| HN Mirror

I am unsure what you mean-- do you mean with different training sets but the same testing set?

It's an interesting question; maybe the reason for (some) of these adversarial vulnerabilities is due to a handful of bad training examples. You could formulate it as a search problem to see if there's particular images (or small groups of images) that are responsible for the adversarial vulnerabilities. This might then indicate that some of these perturbations are really just taking advantage of the fact that neural nets tend to "memorize" some of the data, so we're not really exploiting some deep structural feature so much as just feeding the echo of an input that the net has learned to automatically classify as, say, a computer/desk[0].

It would be a good project, but I don't have enough GPUs on hand to train scores of deep nets from scratch.

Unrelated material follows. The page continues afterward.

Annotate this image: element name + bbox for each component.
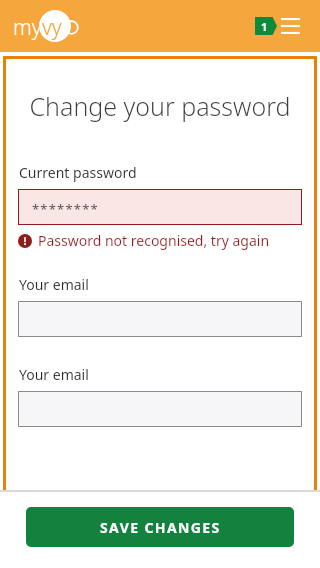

Assuming one were to bite the bullet, it might also be worth trying different data augmentation strategies. Most of the time, we try to eke out additional performance/robustness by using the same sets of transformations (translation, rotation, cropping, rescaling, etc.), but if the net is vulnerable to adversarial examples because of something in the training set, then you might just be making sure that adversarial vulnerability is present everywhere in the image and at multiple scales.

On a related note, there's an interesting paper about universal adversarial perturbations, i.e. those that can be added to any image and thereby induce a misclassification with high probability[1]. This effect holds even across different models, so the same perturbation can cause a misclassification in different architectures.

------

0. Neural nets learn by some combination of abstraction and memorization. If, for some reason, many members of a particular class are hard to generalize, then it's possible that they instead learn to identify some particular aspects of those classes (that are not usually present in other images) and have a disproportionate response when those features are present. If such features are not obvious to human visual inspection, then we get misclassifications without insight into why they were misclassified.

1. https://arxiv.org/pdf/1610.08401.pdf